6.3. Setting up BigDAWG via Docker¶
Connecting S-Store to BigDAWG is easiest using Docker containers. Starting a BigDAWG cluster is easy, and only requires access to the BigDAWG repository.
Start a terminal. In the terminal, check out BigDAWG, switch to the sstore-injection branch, compile and execute using the following commands:
git clone https://github.com/bigdawg-istc/bigdawg.git cd bigdawg git checkout sstore-injection ./compile cd provisions ./setup_bigdawg_docker.sh
S-Store ingests data in a rate of 100 tuples per second, for 10 minutes by default. After the ingestion is finished, S-Store stays online.
- BigDAWG only compiles in JDK 8.
- If BigDAWG is installed on Ubuntu, setup_bigdawg_docker.sh may reports errors during the setup of the BigDAWG catalog in Postgres. This is likely caused by Docker’s default storage driver aufs. This can be fixed by switching the storage driver to devicemapper.
- If BigDAWG is installed on Mac, please compile and run the setup script in Docker Quickstart Terminal as described in the BigDAWG documentation.
6.4. Querying through BigDAWG/JDBC¶
Once BigDAWG is started, it may still take S-Store a few minutes to be ready for data ingestion. Start a second terminal window. After one to two minutes, if BigDAWG is running on Ubuntu, execute the following query in the terminal:
curl -X POST -d "bdrel(select count(*) from mimic2v26.medevents;)" http://localhost:8080/bigdawg/query/
If BigDAWG is running on Mac, execute the following query in the terminal:
curl -X POST -d "bdrel(select count(*) from mimic2v26.medevents;)" http://192.168.99.100:8080/bigdawg/query/
The above query shows the amount of tuples in table mimic2v26.medevents in Postgres that have been migrated from S-Store.
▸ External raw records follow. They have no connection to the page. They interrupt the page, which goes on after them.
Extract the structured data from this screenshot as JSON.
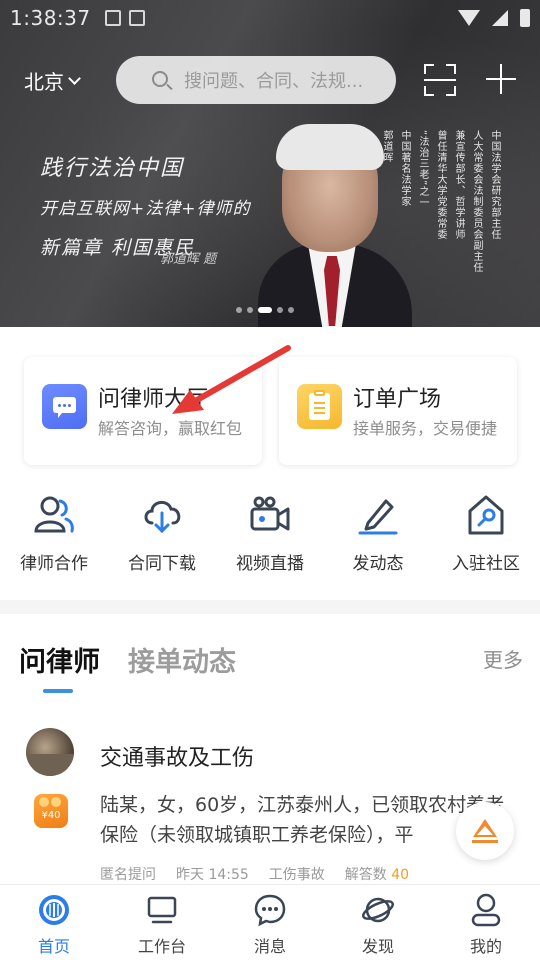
{
  "status_bar": {
    "time": "1:38:37"
  },
  "header": {
    "city": "北京",
    "search_placeholder": "搜问题、合同、法规..."
  },
  "banner": {
    "calligraphy_line1": "践行法治中国",
    "calligraphy_line2": "开启互联网+法律+律师的",
    "calligraphy_line3": "新篇章 利国惠民",
    "signature": "郭道晖 题",
    "vertical_text": [
      "中国法学会研究部主任",
      "人大常委会法制委员会副主任",
      "兼宣传部长、哲学讲师",
      "曾任清华大学党委常委",
      "“法治三老”之一",
      "中国著名法学家",
      "郭道晖"
    ],
    "slide_count": 5,
    "active_slide": 3
  },
  "cards": [
    {
      "title": "问律师大厅",
      "subtitle": "解答咨询，赢取红包"
    },
    {
      "title": "订单广场",
      "subtitle": "接单服务，交易便捷"
    }
  ],
  "quick_actions": [
    {
      "label": "律师合作",
      "icon": "users-icon"
    },
    {
      "label": "合同下载",
      "icon": "cloud-download-icon"
    },
    {
      "label": "视频直播",
      "icon": "video-camera-icon"
    },
    {
      "label": "发动态",
      "icon": "pencil-icon"
    },
    {
      "label": "入驻社区",
      "icon": "house-key-icon"
    }
  ],
  "tabs": {
    "active": "问律师",
    "inactive": "接单动态",
    "more": "更多"
  },
  "question": {
    "title": "交通事故及工伤",
    "reward": "¥40",
    "body": "陆某，女，60岁，江苏泰州人，已领取农村养老保险（未领取城镇职工养老保险），平",
    "asker": "匿名提问",
    "time": "昨天 14:55",
    "category": "工伤事故",
    "answers_label": "解答数",
    "answers_count": "40"
  },
  "bottom_nav": [
    {
      "label": "首页",
      "icon": "home-logo-icon",
      "active": true
    },
    {
      "label": "工作台",
      "icon": "monitor-icon",
      "active": false
    },
    {
      "label": "消息",
      "icon": "chat-bubble-icon",
      "active": false
    },
    {
      "label": "发现",
      "icon": "planet-icon",
      "active": false
    },
    {
      "label": "我的",
      "icon": "person-icon",
      "active": false
    }
  ],
  "colors": {
    "accent": "#2b7de9",
    "orange": "#f08a2c",
    "card_blue": "#5b7bf7",
    "card_yellow": "#f7c23f"
  }
}
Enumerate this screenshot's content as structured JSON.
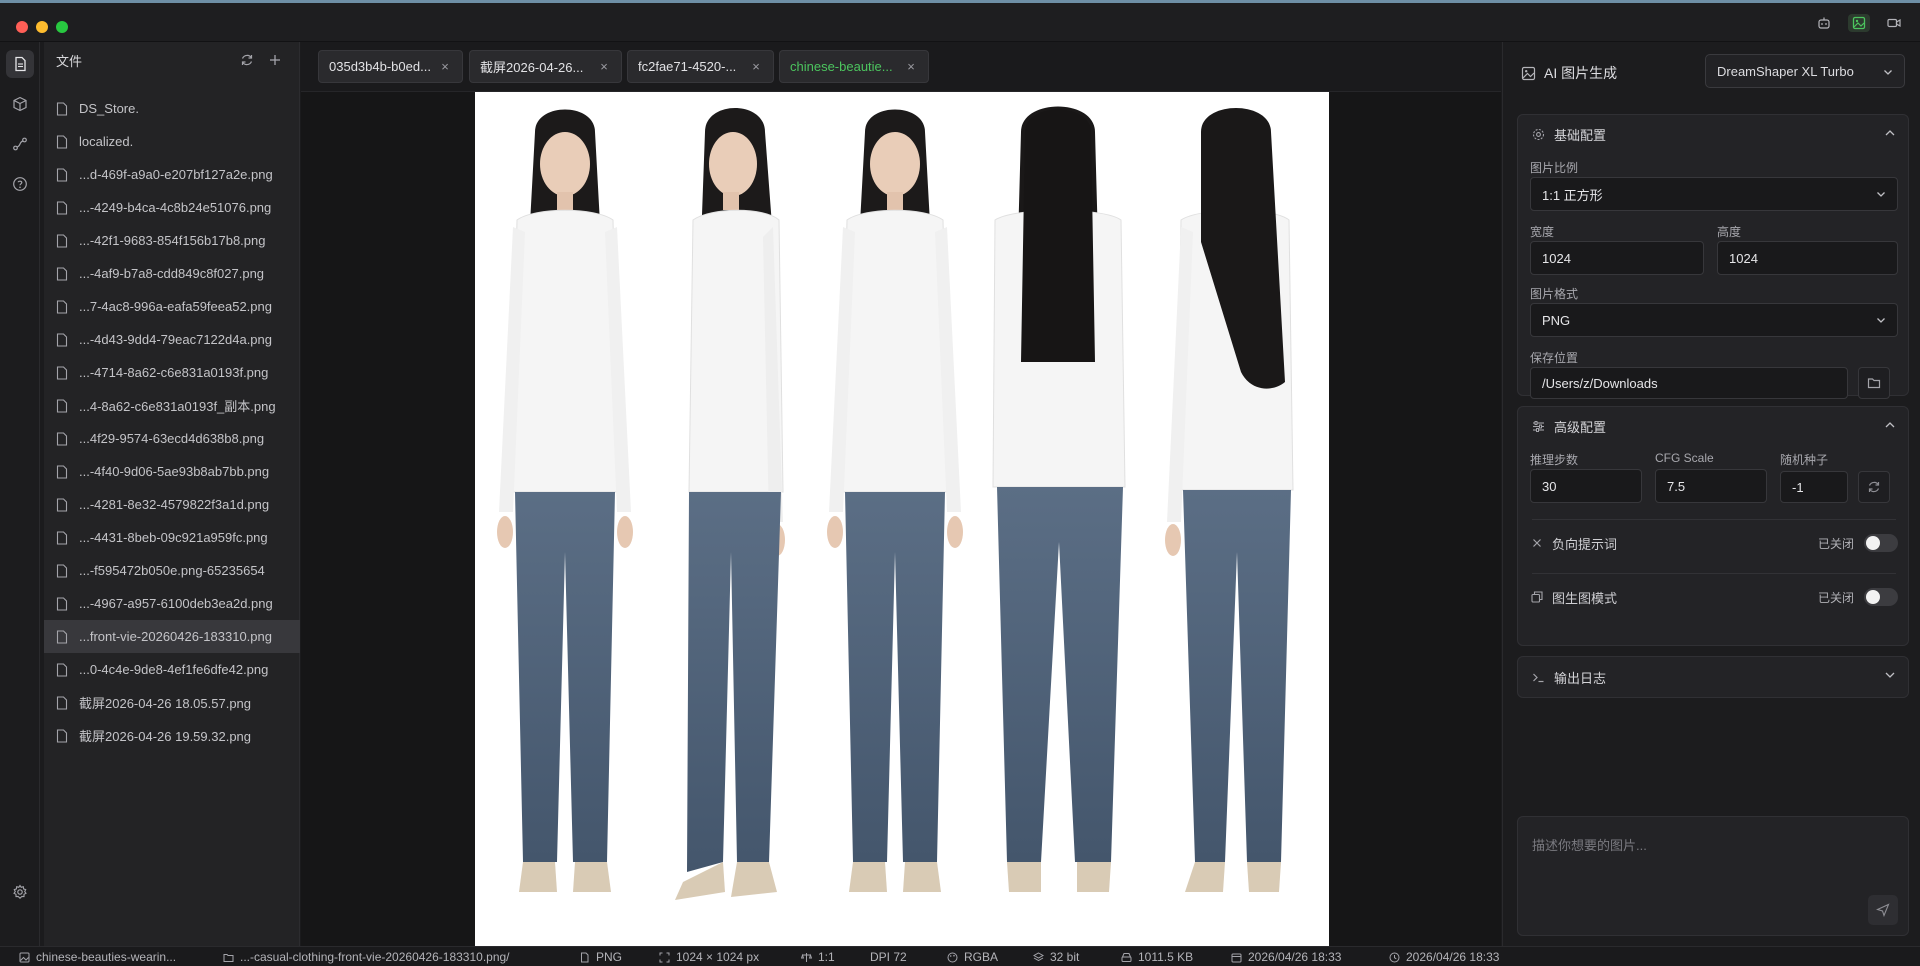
{
  "sidebar": {
    "title": "文件",
    "files": [
      "DS_Store.",
      "localized.",
      "...d-469f-a9a0-e207bf127a2e.png",
      "...-4249-b4ca-4c8b24e51076.png",
      "...-42f1-9683-854f156b17b8.png",
      "...-4af9-b7a8-cdd849c8f027.png",
      "...7-4ac8-996a-eafa59feea52.png",
      "...-4d43-9dd4-79eac7122d4a.png",
      "...-4714-8a62-c6e831a0193f.png",
      "...4-8a62-c6e831a0193f_副本.png",
      "...4f29-9574-63ecd4d638b8.png",
      "...-4f40-9d06-5ae93b8ab7bb.png",
      "...-4281-8e32-4579822f3a1d.png",
      "...-4431-8beb-09c921a959fc.png",
      "...-f595472b050e.png-65235654",
      "...-4967-a957-6100deb3ea2d.png",
      "...front-vie-20260426-183310.png",
      "...0-4c4e-9de8-4ef1fe6dfe42.png",
      "截屏2026-04-26 18.05.57.png",
      "截屏2026-04-26 19.59.32.png"
    ]
  },
  "tabs": [
    "035d3b4b-b0ed...",
    "截屏2026-04-26...",
    "fc2fae71-4520-...",
    "chinese-beautie..."
  ],
  "panel": {
    "title": "AI 图片生成",
    "model": "DreamShaper XL Turbo",
    "basic": {
      "title": "基础配置",
      "ratio_label": "图片比例",
      "ratio_value": "1:1 正方形",
      "width_label": "宽度",
      "width_value": "1024",
      "height_label": "高度",
      "height_value": "1024",
      "format_label": "图片格式",
      "format_value": "PNG",
      "save_label": "保存位置",
      "save_value": "/Users/z/Downloads"
    },
    "advanced": {
      "title": "高级配置",
      "steps_label": "推理步数",
      "steps_value": "30",
      "cfg_label": "CFG Scale",
      "cfg_value": "7.5",
      "seed_label": "随机种子",
      "seed_value": "-1",
      "negative_label": "负向提示词",
      "negative_state": "已关闭",
      "img2img_label": "图生图模式",
      "img2img_state": "已关闭"
    },
    "log": {
      "title": "输出日志"
    },
    "prompt_placeholder": "描述你想要的图片..."
  },
  "status": {
    "file": "chinese-beauties-wearin...",
    "path": "...-casual-clothing-front-vie-20260426-183310.png/",
    "format": "PNG",
    "dimensions": "1024 × 1024 px",
    "ratio": "1:1",
    "dpi": "DPI 72",
    "color": "RGBA",
    "depth": "32 bit",
    "size": "1011.5 KB",
    "created": "2026/04/26 18:33",
    "modified": "2026/04/26 18:33"
  },
  "colors": {
    "accent_green": "#4cc45e",
    "close": "#ff5f57",
    "minimize": "#febc2e",
    "zoom": "#28c840"
  }
}
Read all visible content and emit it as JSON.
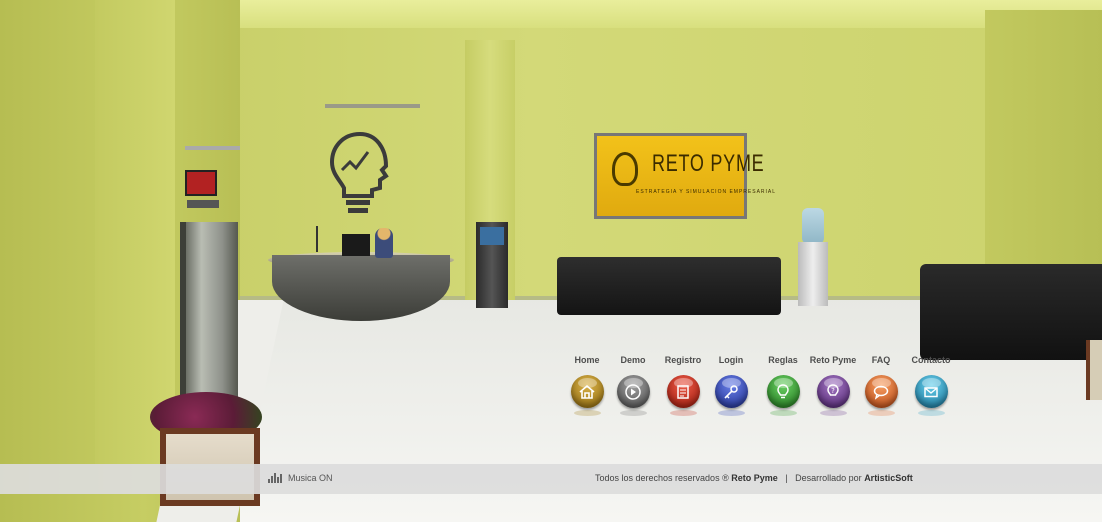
{
  "tv_sign": {
    "title": "RETO PYME",
    "subtitle": "ESTRATEGIA Y SIMULACION EMPRESARIAL"
  },
  "nav": {
    "items": [
      {
        "label": "Home",
        "icon": "home-icon",
        "color": "#a07a12"
      },
      {
        "label": "Demo",
        "icon": "play-icon",
        "color": "#6e6e6e"
      },
      {
        "label": "Registro",
        "icon": "form-icon",
        "color": "#c42a1c"
      },
      {
        "label": "Login",
        "icon": "key-icon",
        "color": "#2a42b8"
      },
      {
        "label": "Reglas",
        "icon": "bulb-icon",
        "color": "#2f9a2a"
      },
      {
        "label": "Reto Pyme",
        "icon": "question-icon",
        "color": "#6a3a8e"
      },
      {
        "label": "FAQ",
        "icon": "chat-icon",
        "color": "#e2662a"
      },
      {
        "label": "Contacto",
        "icon": "mail-icon",
        "color": "#2a9ec2"
      }
    ]
  },
  "footer": {
    "music_label": "Musica ON",
    "rights_text": "Todos los derechos reservados ®",
    "brand": "Reto Pyme",
    "separator": "|",
    "developed_text": "Desarrollado por",
    "developer": "ArtisticSoft"
  }
}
6.5. Pushing data from S-Store to Postgres¶
When BigDAWG is started, it deletes the historical data in mimic2v26.medevents in Postgres by dropping the table. Once S-Store comes alive, BigDAWG recreates table mimic2v26.medevents in Postgres by the table definition in S-Store, and it starts to push data from S-Store to Postgres. Currently data is pushed from S-Store to Postgres on a time-based fashion only. The time between two pushes is defined in bigdawg/profiles/dev/dev-config.properties. The name of the entry is “sstore.injection.migrationGap”, with the unit of millisecond, and is set to one minute (60000 milliseconds) by default, i.e., S-Store pushes data to Postgres once per minute.
6.6. Pulling data from S-Store¶
Data in a table is pulled from S-Store to Postgres for each SQL query that requires the table. Currently we support queries that require only one table a time from S-Store for transactional safety. The support for pulling multiple tables for one query is not yet provided, but is in progress.
6.7. Pushing/Pulling data via Binanry Format¶
Data are migrated from S-Store to Postgres in CSV format by default. The support for binary format is in progress.